Now, Sea is mounting a comeback. It has done what other big consumer-facing tech firms in the region have so far struggled to do: become consistently profitable. Financially, 2024 was its best year yet. Meanwhile, the company’s e-commerce and digital finance segments are becoming increasingly important pillars of its business operations, which could bode well for long-term growth. The stock is currently trading at around $140 a share.

Sea reported net income of $448 million in 2024, while revenue increased 29 percent to $16.8 billion. Net cash from operations was $3.3 billion. This represents a dramatic turnaround, as Sea recorded a net loss of $1.6 billion in 2022. Big spending cuts helped Sea become profitable for the first time in 2023, but with net income of $163 million, margins were still thin. The latest financial results indicate this was not a one-off, and that Sea appears to be on a path to stable profits.

How did Sea accomplish this? First, let’s look at their business operations. Sea has three main lines of business: online gaming, e-commerce, and digital finance. They actually began life as an online gaming platform called Garena. Garena was extremely profitable, and the cash flow generated by the successful gaming arm was funneled into growing the e-commerce business. More recently, Sea also launched one of the region’s first digital banks.

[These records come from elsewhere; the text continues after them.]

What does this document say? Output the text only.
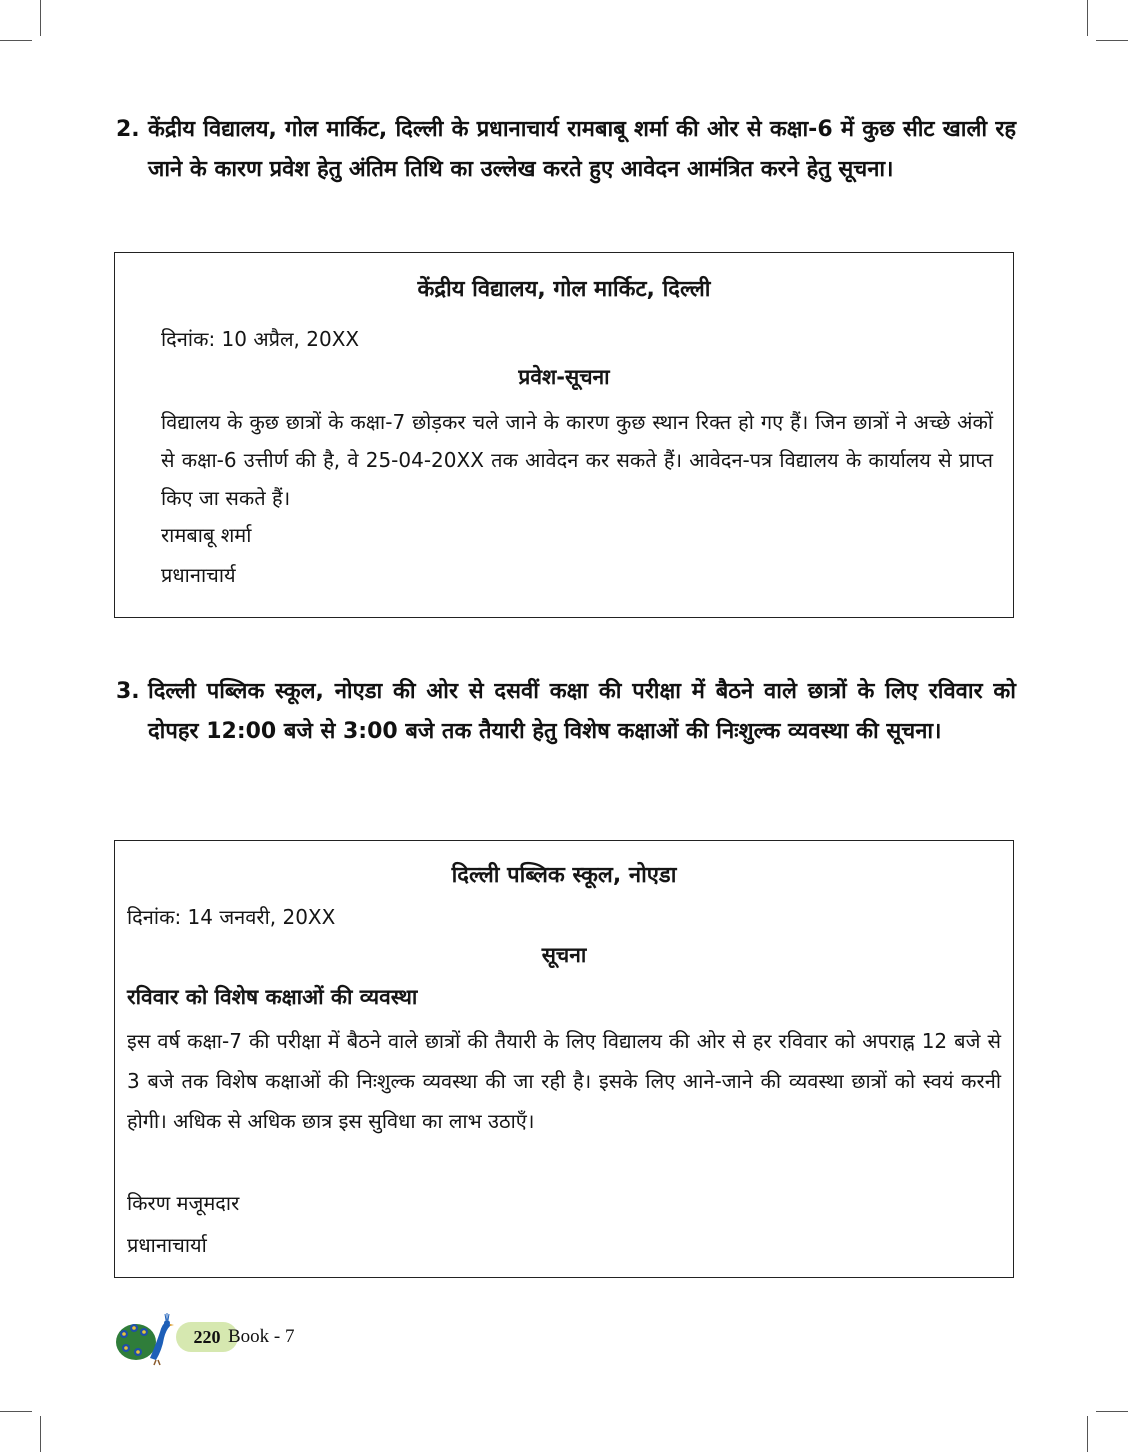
2. केंद्रीय विद्यालय, गोल मार्किट, दिल्ली के प्रधानाचार्य रामबाबू शर्मा की ओर से कक्षा-6 में कुछ सीट खाली रह जाने के कारण प्रवेश हेतु अंतिम तिथि का उल्लेख करते हुए आवेदन आमंत्रित करने हेतु सूचना।
केंद्रीय विद्यालय, गोल मार्किट, दिल्ली
दिनांक: 10 अप्रैल, 20XX
प्रवेश-सूचना
विद्यालय के कुछ छात्रों के कक्षा-7 छोड़कर चले जाने के कारण कुछ स्थान रिक्त हो गए हैं। जिन छात्रों ने अच्छे अंकों से कक्षा-6 उत्तीर्ण की है, वे 25-04-20XX तक आवेदन कर सकते हैं। आवेदन-पत्र विद्यालय के कार्यालय से प्राप्त किए जा सकते हैं।
रामबाबू शर्मा
प्रधानाचार्य
3. दिल्ली पब्लिक स्कूल, नोएडा की ओर से दसवीं कक्षा की परीक्षा में बैठने वाले छात्रों के लिए रविवार को दोपहर 12:00 बजे से 3:00 बजे तक तैयारी हेतु विशेष कक्षाओं की निःशुल्क व्यवस्था की सूचना।
दिल्ली पब्लिक स्कूल, नोएडा
दिनांक: 14 जनवरी, 20XX
सूचना
रविवार को विशेष कक्षाओं की व्यवस्था
इस वर्ष कक्षा-7 की परीक्षा में बैठने वाले छात्रों की तैयारी के लिए विद्यालय की ओर से हर रविवार को अपराह्न 12 बजे से 3 बजे तक विशेष कक्षाओं की निःशुल्क व्यवस्था की जा रही है। इसके लिए आने-जाने की व्यवस्था छात्रों को स्वयं करनी होगी। अधिक से अधिक छात्र इस सुविधा का लाभ उठाएँ।
किरण मजूमदार
प्रधानाचार्या
220 Book - 7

The gaming segment remains a reliable profit-maker, but its role within the wider Sea ecosystem has been steadily declining. Revenue and profits from digital entertainment were down by about 50 percent compared to 2022. Meanwhile, revenue from e-commerce is up 76 percent over the same period.

Sea’s digital finance activities have also been profitable right off the bat, with the segment contributing $657.5 million in net income last year. Taken together, Sea appears committed to moving away from its historical reliance on gaming, with e-commerce and digital finance set to play a much larger role in the years ahead.

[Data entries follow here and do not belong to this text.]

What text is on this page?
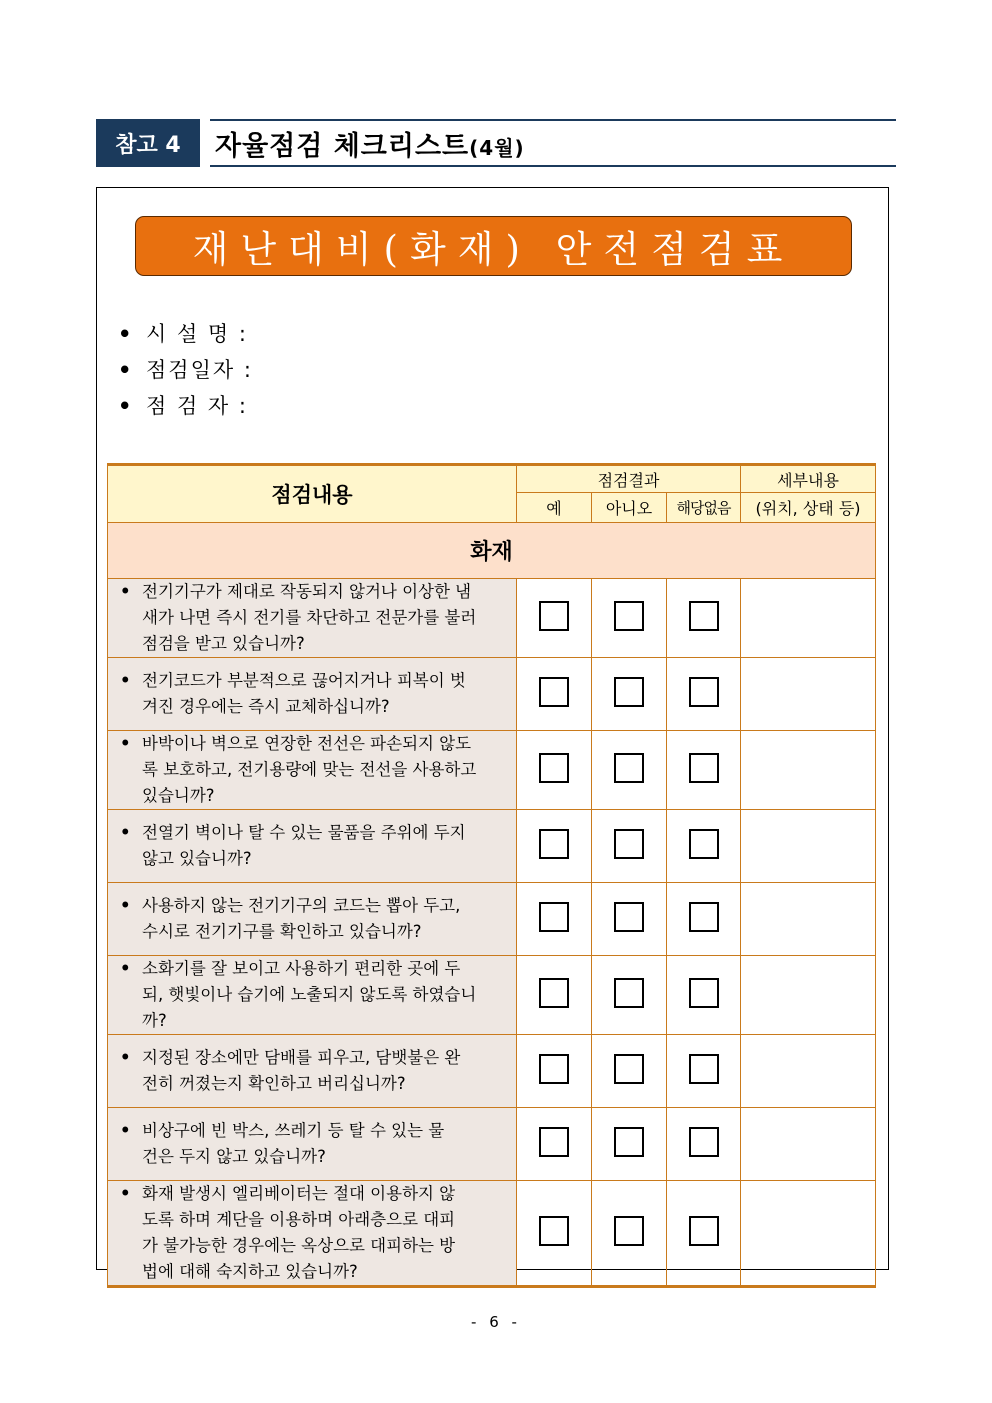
참고 4	자율점검 체크리스트(4월)
재난대비(화재) 안전점검표
• 시 설 명 :
• 점검일자 :
• 점 검 자 :
점검내용	점검결과			세부내용
	예	아니오	해당없음	(위치, 상태 등)
화재				

• 전기기구가 제대로 작동되지 않거나 이상한 냄
새가 나면 즉시 전기를 차단하고 전문가를 불러
점검을 받고 있습니까?				

• 전기코드가 부분적으로 끊어지거나 피복이 벗
겨진 경우에는 즉시 교체하십니까?				

• 바박이나 벽으로 연장한 전선은 파손되지 않도
록 보호하고, 전기용량에 맞는 전선을 사용하고
있습니까?				

• 전열기 벽이나 탈 수 있는 물품을 주위에 두지
않고 있습니까?				

• 사용하지 않는 전기기구의 코드는 뽑아 두고,
수시로 전기기구를 확인하고 있습니까?				

• 소화기를 잘 보이고 사용하기 편리한 곳에 두
되, 햇빛이나 습기에 노출되지 않도록 하였습니
까?				

• 지정된 장소에만 담배를 피우고, 담뱃불은 완
전히 꺼졌는지 확인하고 버리십니까?				

• 비상구에 빈 박스, 쓰레기 등 탈 수 있는 물
건은 두지 않고 있습니까?				

• 화재 발생시 엘리베이터는 절대 이용하지 않
도록 하며 계단을 이용하며 아래층으로 대피
가 불가능한 경우에는 옥상으로 대피하는 방
법에 대해 숙지하고 있습니까?				

- 6 -
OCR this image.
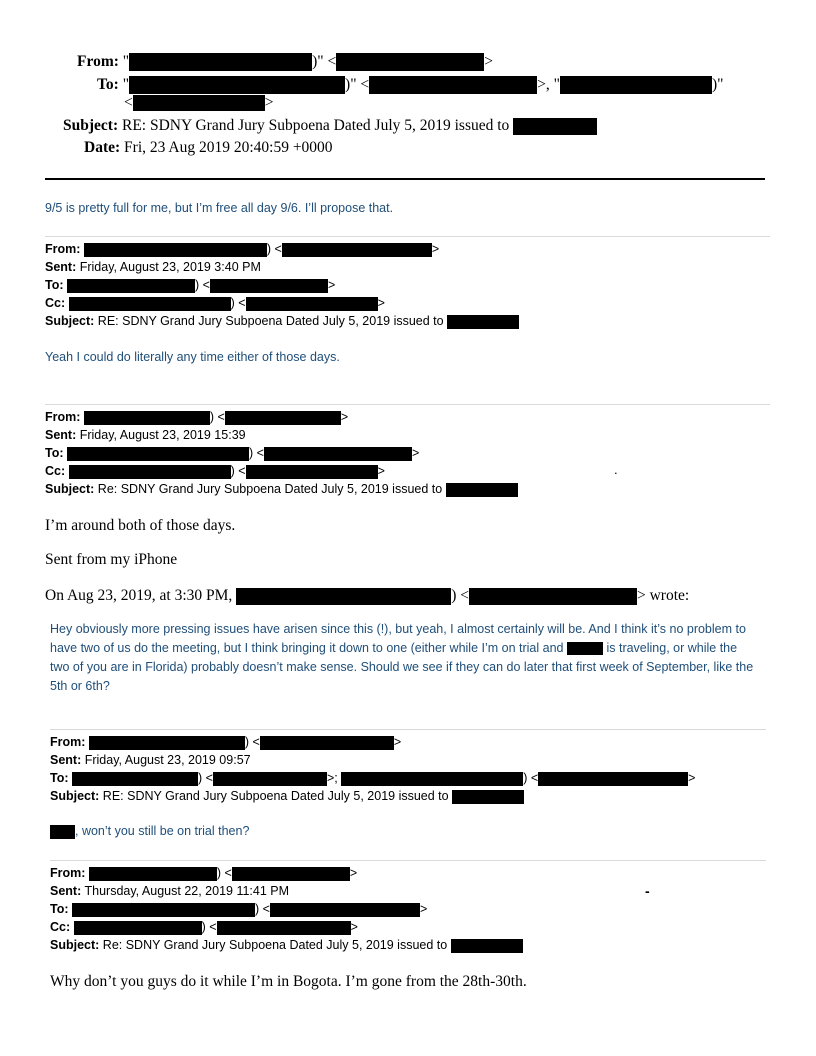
From: "	)" <	>
To: "	)" <	>, "	)"
<	>
Subject: RE: SDNY Grand Jury Subpoena Dated July 5, 2019 issued to
Date: Fri, 23 Aug 2019 20:40:59 +0000
9/5 is pretty full for me, but I’m free all day 9/6. I’ll propose that.
From:	) <	>
Sent: Friday, August 23, 2019 3:40 PM
To:	) <	>
Cc:	) <	>
Subject: RE: SDNY Grand Jury Subpoena Dated July 5, 2019 issued to
Yeah I could do literally any time either of those days.
From:	) <	>
Sent: Friday, August 23, 2019 15:39
To:	) <	>
Cc:	) <	>
Subject: Re: SDNY Grand Jury Subpoena Dated July 5, 2019 issued to
.
I’m around both of those days.
Sent from my iPhone
On Aug 23, 2019, at 3:30 PM,	) <	> wrote:
Hey obviously more pressing issues have arisen since this (!), but yeah, I almost certainly will be. And I think it’s no problem to have two of us do the meeting, but I think bringing it down to one (either while I’m on trial and	is traveling, or while the two of you are in Florida) probably doesn’t make sense. Should we see if they can do later that first week of September, like the 5th or 6th?
From:	) <	>
Sent: Friday, August 23, 2019 09:57
To:	) <	>;	) <	>
Subject: RE: SDNY Grand Jury Subpoena Dated July 5, 2019 issued to
, won’t you still be on trial then?
From:	) <	>
Sent: Thursday, August 22, 2019 11:41 PM
To:	) <	>
Cc:	) <	>
Subject: Re: SDNY Grand Jury Subpoena Dated July 5, 2019 issued to
-
Why don’t you guys do it while I’m in Bogota. I’m gone from the 28th-30th.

Sea has also been successful at diversifying its geographical exposure. While rivals like GoTo and Grab are concentrated mostly in Southeast Asia (GoTo almost entirely in Indonesia), Sea has found success in markets further afield. Although Southeast Asia remains its largest market, revenue from Latin America increased by 49 percent to $3.3 billion in 2024.

But the real story to watch here is Sea’s e-commerce marketplace, Shopee. E-commerce in Southeast Asia promises much, but has so far delivered little. Every year, we see new forecasts and analyses telling us that the potential size of the region’s e-commerce market is enormous. This is part of the reason why online marketplaces like Tokopedia and Bukalapak were, at one time, given sky-high valuations. And while it is true that these platforms are facilitating hundreds of billions of dollars in online transactions, they have struggled to do so profitably.

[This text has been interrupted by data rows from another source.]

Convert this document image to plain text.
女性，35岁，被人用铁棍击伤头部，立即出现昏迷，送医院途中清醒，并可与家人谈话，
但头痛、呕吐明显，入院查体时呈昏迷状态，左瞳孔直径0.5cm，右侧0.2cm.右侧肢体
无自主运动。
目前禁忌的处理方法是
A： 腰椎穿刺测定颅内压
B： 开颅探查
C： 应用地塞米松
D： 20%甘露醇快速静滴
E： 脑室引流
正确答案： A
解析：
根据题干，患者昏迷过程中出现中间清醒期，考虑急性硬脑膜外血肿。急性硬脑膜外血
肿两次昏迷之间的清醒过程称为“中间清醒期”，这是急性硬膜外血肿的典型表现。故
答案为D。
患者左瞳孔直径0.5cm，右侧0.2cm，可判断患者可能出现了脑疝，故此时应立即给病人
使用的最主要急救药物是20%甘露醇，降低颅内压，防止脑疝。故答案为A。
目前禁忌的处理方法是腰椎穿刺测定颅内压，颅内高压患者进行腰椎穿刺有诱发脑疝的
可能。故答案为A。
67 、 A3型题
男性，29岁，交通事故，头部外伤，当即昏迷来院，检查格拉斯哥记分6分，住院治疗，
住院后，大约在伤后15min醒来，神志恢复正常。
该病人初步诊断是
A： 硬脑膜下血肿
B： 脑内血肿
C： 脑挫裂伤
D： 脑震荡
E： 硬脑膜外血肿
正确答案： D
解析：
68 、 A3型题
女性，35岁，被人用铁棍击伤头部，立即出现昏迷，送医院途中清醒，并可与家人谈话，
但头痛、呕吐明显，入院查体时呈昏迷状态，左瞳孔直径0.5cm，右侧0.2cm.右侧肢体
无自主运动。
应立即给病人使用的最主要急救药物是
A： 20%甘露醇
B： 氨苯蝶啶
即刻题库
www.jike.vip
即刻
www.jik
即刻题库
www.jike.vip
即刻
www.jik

Tokopedia’s losses were so great that they were dragging down any chance GoTo had of becoming profitable in the near future, and the e-commerce platform was eventually spun off to TikTok. Sea’s e-commerce segment, which saw $100 billion worth of transactions in 2024, still posted a net loss of $139.5 million despite raising commissions and fees. Even Amazon, one of the world’s most valuable companies, has pretty slim margins on its e-commerce activities. Amazon’s most profitable segments are the digital amenities it offers, like Amazon Web Services.

It is increasingly clear that building an e-commerce platform, in and of itself, is simply not a very financially rewarding endeavor for shareholders and investors. If Sea’s e-commerce segment finally becomes profitable in 2025, it will prove that e-commerce can be a winning proposition in the region if your market is big enough, and if you cut spending and raise commissions and fees.

Of course, it also helps if you have other profit-generating business segments such as gaming or digital finance, which can cross-subsidize losses in your e-commerce division and fend off impatient shareholders until you reach sufficient scale to become profitable. While it looks like that strategy is starting to pay off for Sea, it may not be something that every firm will be able to do.